Digital Photos are great, and in fact make up the bulk of the images we now use in the magazine, but unless they are of sufficient resolution and quality, what looks good on your computer screen may not work well in print. Send the biggest image file (JPEG or TIFF) your camera is capable of creating. Generally, a full-resolution picture from a 2-megapixel camera or better is required, or images 300 dpi or higher. If you’re looking at the photo on a computer screen using an image processing program such as Adobe Photoshop, the minimum size of an image we could use would be 4×6 inches at 300 dpi. Do not “adjust” images in a digital photograph program before sending them to us.
Do not send printed digital photos.
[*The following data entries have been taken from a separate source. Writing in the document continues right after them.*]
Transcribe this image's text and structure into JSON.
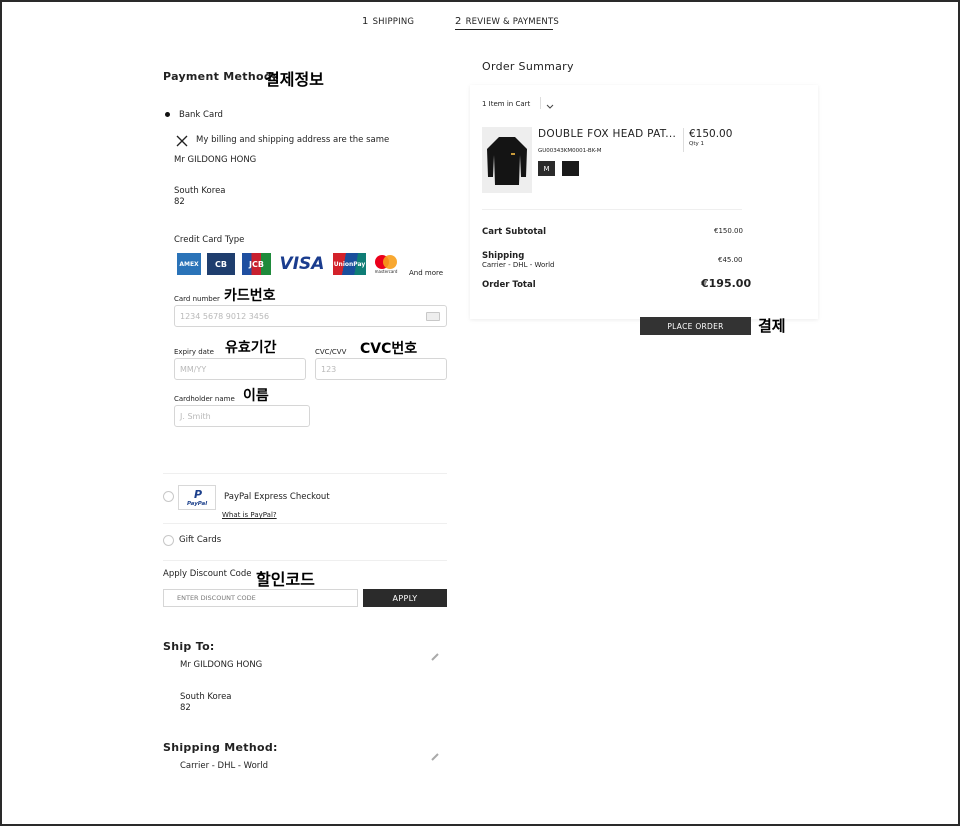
{
  "steps": [
    {
      "num": "1",
      "label": "SHIPPING"
    },
    {
      "num": "2",
      "label": "REVIEW & PAYMENTS"
    }
  ],
  "payment": {
    "heading": "Payment Method:",
    "annotation": "결제정보",
    "bank_card_label": "Bank Card",
    "same_address_label": "My billing and shipping address are the same",
    "name": "Mr GILDONG HONG",
    "country": "South Korea",
    "postal": "82",
    "card_type_label": "Credit Card Type",
    "card_logos": [
      "AMEX",
      "CB",
      "JCB",
      "VISA",
      "UnionPay",
      "mastercard"
    ],
    "and_more": "And more",
    "card_number_label": "Card number",
    "card_number_annotation": "카드번호",
    "card_number_placeholder": "1234 5678 9012 3456",
    "expiry_label": "Expiry date",
    "expiry_annotation": "유효기간",
    "expiry_placeholder": "MM/YY",
    "cvc_label": "CVC/CVV",
    "cvc_annotation": "CVC번호",
    "cvc_placeholder": "123",
    "holder_label": "Cardholder name",
    "holder_annotation": "이름",
    "holder_placeholder": "J. Smith",
    "paypal_label": "PayPal Express Checkout",
    "paypal_logo_text": "PayPal",
    "paypal_link": "What is PayPal?",
    "gift_cards_label": "Gift Cards",
    "discount_label": "Apply Discount Code",
    "discount_annotation": "할인코드",
    "discount_placeholder": "ENTER DISCOUNT CODE",
    "apply_button": "APPLY"
  },
  "ship_to": {
    "heading": "Ship To:",
    "name": "Mr GILDONG  HONG",
    "country": "South Korea",
    "postal": "82"
  },
  "shipping_method": {
    "heading": "Shipping Method:",
    "value": "Carrier - DHL - World"
  },
  "summary": {
    "heading": "Order Summary",
    "items_in_cart": "1 Item in Cart",
    "product_name": "DOUBLE FOX HEAD PAT...",
    "product_sku": "GU00343KM0001-BK-M",
    "product_price": "€150.00",
    "product_qty": "Qty 1",
    "size": "M",
    "color_swatch": "#1a1a1a",
    "cart_subtotal_label": "Cart Subtotal",
    "cart_subtotal": "€150.00",
    "shipping_label": "Shipping",
    "shipping_carrier": "Carrier - DHL - World",
    "shipping_value": "€45.00",
    "order_total_label": "Order Total",
    "order_total": "€195.00",
    "place_order_button": "PLACE ORDER",
    "place_order_annotation": "결제"
  }
}
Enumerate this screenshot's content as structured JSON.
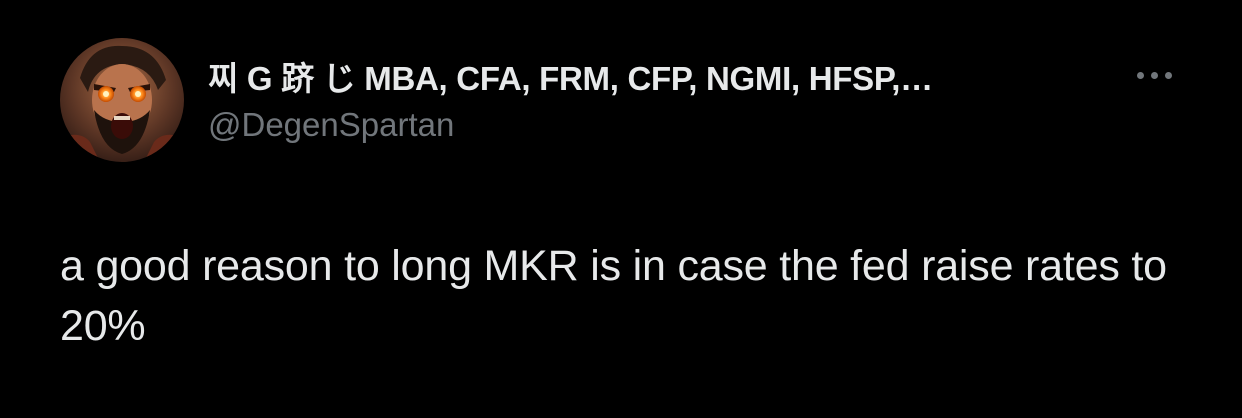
{
  "tweet": {
    "author": {
      "display_name": "찌 G 跻 じ MBA, CFA, FRM, CFP, NGMI, HFSP,…",
      "handle": "@DegenSpartan",
      "avatar_icon": "spartan-warrior-avatar-icon"
    },
    "more_icon": "more-horizontal-icon",
    "text": "a good reason to long MKR is in case the fed raise rates to 20%"
  },
  "colors": {
    "background": "#000000",
    "primary_text": "#e7e9ea",
    "secondary_text": "#71767b",
    "eye_glow": "#ff8a1c"
  }
}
They do not have the quality necessary for reproduction in the magazine.
Please send digital photos as individual JPEG or TIFF files. Do not place them in a Word document or make a PDF.
Rename your digital photos so they are related to the manuscript filename. For example, if the story is SmithAirplane.doc, the photos should be named SmithAirplane-1.jpg, SmithAirplane-2.jpg, etc.
If your photo files are too big to e-mail, burn them to a CD and send them via snail mail. If you have a high-speed connection to the internet, please let us know, and we can supply you with a link to a download site for the images.
Before submitting your query or manuscript, ask yourself these questions:
- Does it fit the mission of Vintage Airplane?
- Has the magazine addressed this topic in the last 18 months or so?
- In what feature category or department does it best fit?
- Is it unique, and does it show, not tell?
- Does it include information on the availability of photographs and/or art?
- Does it include all author contact information?
Thank you for your interest in Vintage Airplane. It’s great when VAA members pitch in to help one another. We look forward to seeing your work!